I had been dreading going to Auschwitz although it was one of the main reasons we came to Poland. I felt obligated to try to get a sense of what happened there, but I was afraid I might have nightmares for a while. The buildings that remain and the museums they house at Auschwitz and neighboring Birkenau death camps are kind of sanitized though. I was surprised. I guess no one except sociopaths would want to visit if it was just one horror after another. I feel like I haven’t done sufficient penance though. I’m not sure for what reason I need to do penance, but I feel a kind of collective guilt about the Holocaust and feel like I need, to some small extent, to suffer with the people who died.
No photography is allowed inside the Auschwitz museums. I don’t know the reason for this rule since it was mostly family photographs or other photographs – very little graphic presentations. With a couple exceptions, there’s little or no indication of how the people who lived in the buildings actually lived. Mostly the displays showed prisoner photographs – mug shots taken by the Nazis shortly after the person arrived at camp and had his or her striped uniform on – as well as personal items associated with prisoners – large photos of or an actual display of: a pile of toothbrushes, a pile of luggage, a pile of prosthetic limbs, a pile of eyeglasses, a pile of shoe-shine brushes, a pile of shoes, several cans of shoe polish. Honestly, the presentation made me angry. I thought, “I could see this anywhere. Why did I come all the way to Poland to see a photo of a pile of toothbrushes?”
There were not a huge number of tourists and most were respectful…ish. But there were a number of both attractive, young couples and Mom-and-Pop/folksy people who posed smiling at different places around the camp. I have no idea what’s wrong with people. There was one building which was not used as a museum – the gas chambers and crematorium. I had read years ago that scratch marks are visible on the walls of the gas chamber as people clawed at the walls. It’s true.

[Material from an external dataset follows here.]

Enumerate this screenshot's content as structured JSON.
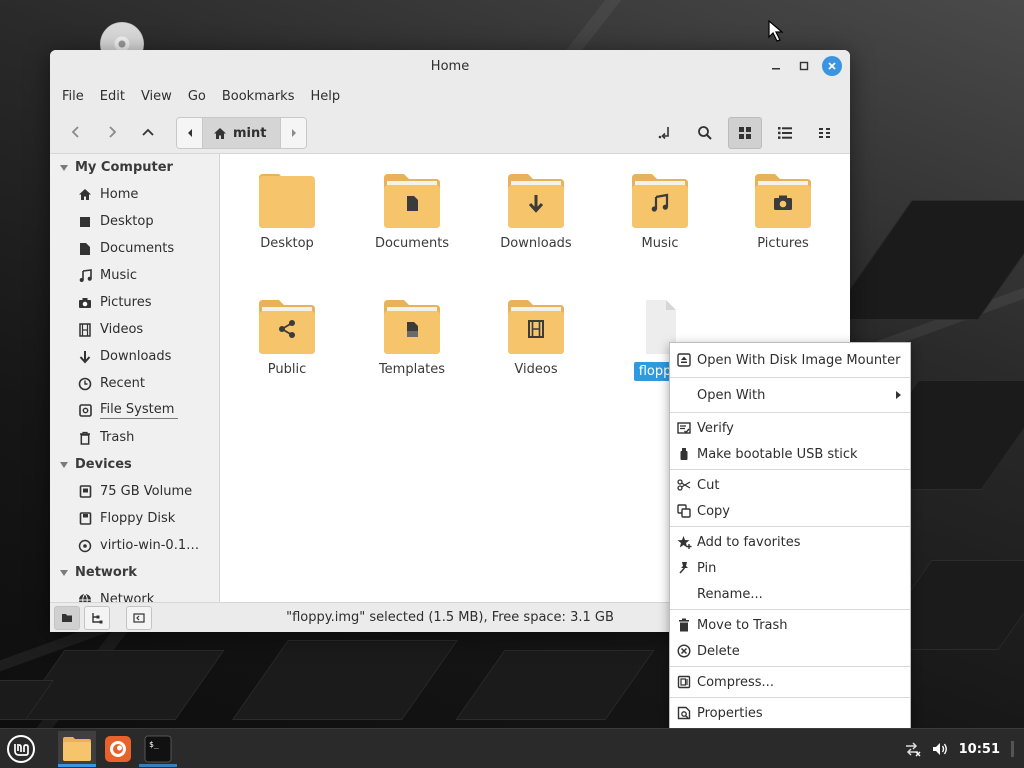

What we learned from our TripAdvisor-rated (for the company), young, taxi driver who was not allowed to act as tour guide but waited hours for us in the parking lot of both camps is that Auschwitz, the German name for the Polish town of Oswiecim, had been the site of the Austrian military barracks in the early 20th century. Poland was a free country for most of its history but had been taken over by the Austro-Hungarian Empire in the late 1800’s and remained under their control until the empire’s collapse at the end of the first world war. Of course, Poland was then taken over by the Nazis and then the Soviets, so their current freedom and democracy, while not new to Poland, is a change from the late-19th and most of the 20th centuries. So the 2-story, brick buildings in the Auschwitz photos originally housed Austrian soldiers. Birkenau, by contrast, was built by the Nazis when Auschwitz became overcrowded and housed tens of thousands of people at a time. The Soviets liberated Auschwitz and Birkenau and destroyed much of what was left (that wasn’t brick). They didn’t want to see any Nazi remnants. At least 10,000 Soviet POWs were killed at Auschwitz. Those POWs who tried to escape were made to stand outside naked in the winter and had water thrown on them until they froze to death. Despite the Germans’ meticulous record-keeping, few records remain of the death tolls at the camps. As the war drew to a close, the Germans destroyed most of their records to hide their guilt; and the Russians drove over anything that might have been left. For this reason, historians can only guess at the number of people who died in the concentration camps.
“Work brings freedom.”
I know in the US we don’t translate museum signs into Polish or frequently into any other language, so maybe I should stop being so picky. But at the camps and on the salt mine tour (another post) and different educational signs and materials we read as we travel, I’m just surprised that with the money spent they couldn’t have found someone who speaks English well enough to make the wording more coherent.